Tim Wu, A Proponent Of Breaking Up Tech Giants, Joins Joe Biden’s White House National Economic Council

Tim Wu, a professor and lawyer known for coining the term “net neutrality” and for writing authoritative media books like The Master Switch, has been named to a White House post.

He will serve on President Joe Biden’s National Economic Council, leaving his post at Columbia University to become special assistant to the president for technology and competition policy. The position will not give him the authority other administration officials have in terms of antitrust matters and related issues but it will offer a larger, formal platform for positions he has taken over the years.

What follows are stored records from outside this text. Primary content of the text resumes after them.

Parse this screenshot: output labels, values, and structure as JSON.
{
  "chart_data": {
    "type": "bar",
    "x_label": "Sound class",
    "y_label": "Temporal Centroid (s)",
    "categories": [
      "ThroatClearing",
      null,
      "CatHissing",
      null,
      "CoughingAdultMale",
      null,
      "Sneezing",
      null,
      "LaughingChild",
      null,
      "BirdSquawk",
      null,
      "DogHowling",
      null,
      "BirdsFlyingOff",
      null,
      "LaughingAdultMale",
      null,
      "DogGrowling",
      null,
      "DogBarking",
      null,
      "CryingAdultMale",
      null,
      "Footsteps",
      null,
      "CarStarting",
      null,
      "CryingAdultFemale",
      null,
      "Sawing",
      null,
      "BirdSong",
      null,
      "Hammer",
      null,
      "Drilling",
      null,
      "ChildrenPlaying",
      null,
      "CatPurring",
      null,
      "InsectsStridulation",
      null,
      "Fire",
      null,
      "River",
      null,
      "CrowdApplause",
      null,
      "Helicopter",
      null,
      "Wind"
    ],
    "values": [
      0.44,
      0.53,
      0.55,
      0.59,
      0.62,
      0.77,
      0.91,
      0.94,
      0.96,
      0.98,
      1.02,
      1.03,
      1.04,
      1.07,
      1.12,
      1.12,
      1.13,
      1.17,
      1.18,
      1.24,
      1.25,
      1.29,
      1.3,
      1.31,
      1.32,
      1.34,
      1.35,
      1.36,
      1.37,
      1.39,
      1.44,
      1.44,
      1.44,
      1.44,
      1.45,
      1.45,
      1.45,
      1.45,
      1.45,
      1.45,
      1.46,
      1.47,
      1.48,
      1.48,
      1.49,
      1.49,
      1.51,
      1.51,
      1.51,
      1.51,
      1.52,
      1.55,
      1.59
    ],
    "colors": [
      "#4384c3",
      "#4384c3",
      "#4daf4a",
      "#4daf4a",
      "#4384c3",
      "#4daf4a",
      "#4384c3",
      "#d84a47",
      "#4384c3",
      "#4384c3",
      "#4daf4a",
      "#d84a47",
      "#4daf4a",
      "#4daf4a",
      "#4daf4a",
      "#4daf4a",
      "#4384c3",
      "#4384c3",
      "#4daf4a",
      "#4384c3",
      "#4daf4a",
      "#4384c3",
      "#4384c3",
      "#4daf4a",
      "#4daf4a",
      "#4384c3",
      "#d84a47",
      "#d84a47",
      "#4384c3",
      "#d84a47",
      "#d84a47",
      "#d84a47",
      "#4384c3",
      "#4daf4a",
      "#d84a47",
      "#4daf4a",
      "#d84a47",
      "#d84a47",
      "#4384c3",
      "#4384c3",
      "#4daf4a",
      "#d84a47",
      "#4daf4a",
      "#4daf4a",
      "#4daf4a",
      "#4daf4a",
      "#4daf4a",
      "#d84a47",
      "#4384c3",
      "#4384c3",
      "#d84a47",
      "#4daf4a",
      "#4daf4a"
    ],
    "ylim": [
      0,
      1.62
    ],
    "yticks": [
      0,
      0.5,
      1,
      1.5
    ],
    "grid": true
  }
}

There has been bipartisan support in recent years for bringing down the regulatory hammer on big tech. Federal lawsuits pending against Facebook and Google are expected to gear up under Biden. Even the executives leading the companies have recognized publicly that regulation should play a more prominent role in shaping the companies. Biden’s exact plan for how to do that is not yet fully clear, and as a candidate he was not as outspoken on the issue as Democratic rivals like Sens. Elizabeth Warren or Bernie Sanders.

A contributor to the New York Times opinion pages, Wu has frequently argued that tech companies are choking competition and harming customers with data collection and other activities. He is credited with coining the term “net neutrality,” a set of laws that govern how the internet is managed and allow providers to “gate” certain “lanes” of internet traffic. Net neutrality, repealed during the Donald Trump administration, is supported by content suppliers like Netflix, who say it keeps gatekeepers from “throttling” their streaming service. Major broadband suppliers like Comcast take the opposing view.

Wu has worked at the Federal Trade Commission, for the New York Attorney General, as a fellow at Google, and for telecom firm Riverstone Networks. Along with The Master Switch, about cycles of communication innovation over the past century, Wu wrote the book The Attention Merchants, which focuses on advertising through the digital age.